Indications for life saving is if the lesion persisted space volume:
•> 25 cc = pressed supra tentorial space
•> 10 cc = pressed infratentorial space
•> 5 cc = pressed the space thalamus

While the indications are life saving evacuation of the significant effects:
• Decrease in clinical
• Mass effect with volume> 20 cc with a midline shift> 5 mm with a progressive clinical decline.
• Thickness of epidural hematoma> 1 cm with a midline shift> 5 mm with a progressive clinical decline.
X. Prognosis
Prognosis depends on:
• The location (infratentorial worse)
• The amount of
• Awareness of when entering the operating room.

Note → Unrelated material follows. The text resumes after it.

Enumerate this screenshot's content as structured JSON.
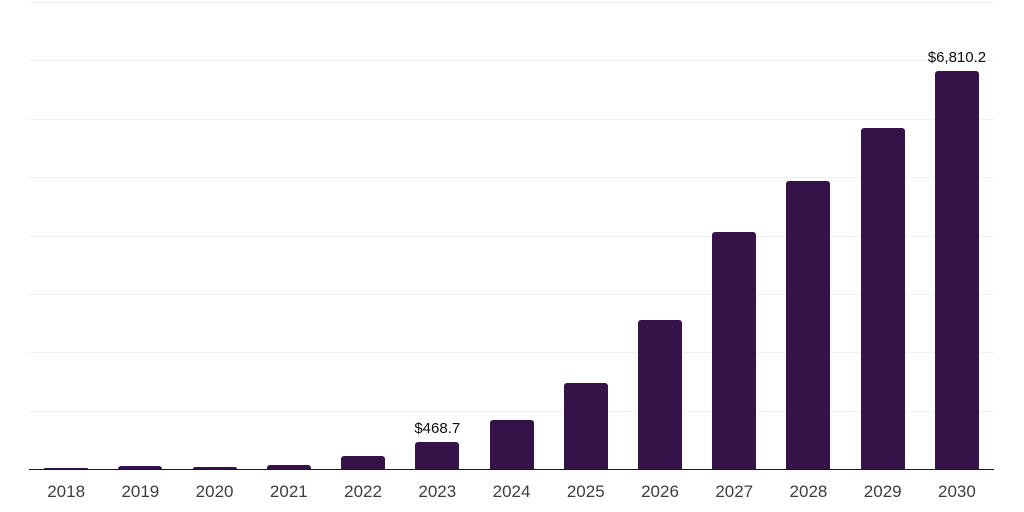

If treated quickly, the prognosis of epidural hematoma is usually good, because the overall brain damage can be limited. The mortality rate ranges from 7-15% and 5-10% of cases of disability on. Very poor prognosis in patients with coma before surgery.

REFERENCES

1. Sabiston, David  C. Buku Ajar Bedah Bagian 1. Penerbit Buku Kedokteran EGC. Jakarta. 1995. Hal: 231-233
2. Sjamsuhidajat. R, Wim de Jong. Buku Ajar Ilmu Bedah Edisi 2. Penerbit Buku Kedokteran. EGC. Jakarta. 2005. Hal: 818-821
3. Doherty GM. Current Surgical Diagnosis and Treatment. USA : McGraw Hill. 2006. Hal: 207-215
4. Listiono Djoko. Ilmu Bedah Saraf Satyanegara. Edisi Ketiga. Penerbit  PT Gramedia Pustaka Utama. Jakarta. 1998. Hal: 153-158
5. Schwartz. Intisari Prinsip-prinsip Ilmu Bedah. Penerbit Buku Kedoktern EGC. Jakarta.2000. Hal: 65-68, 623-625.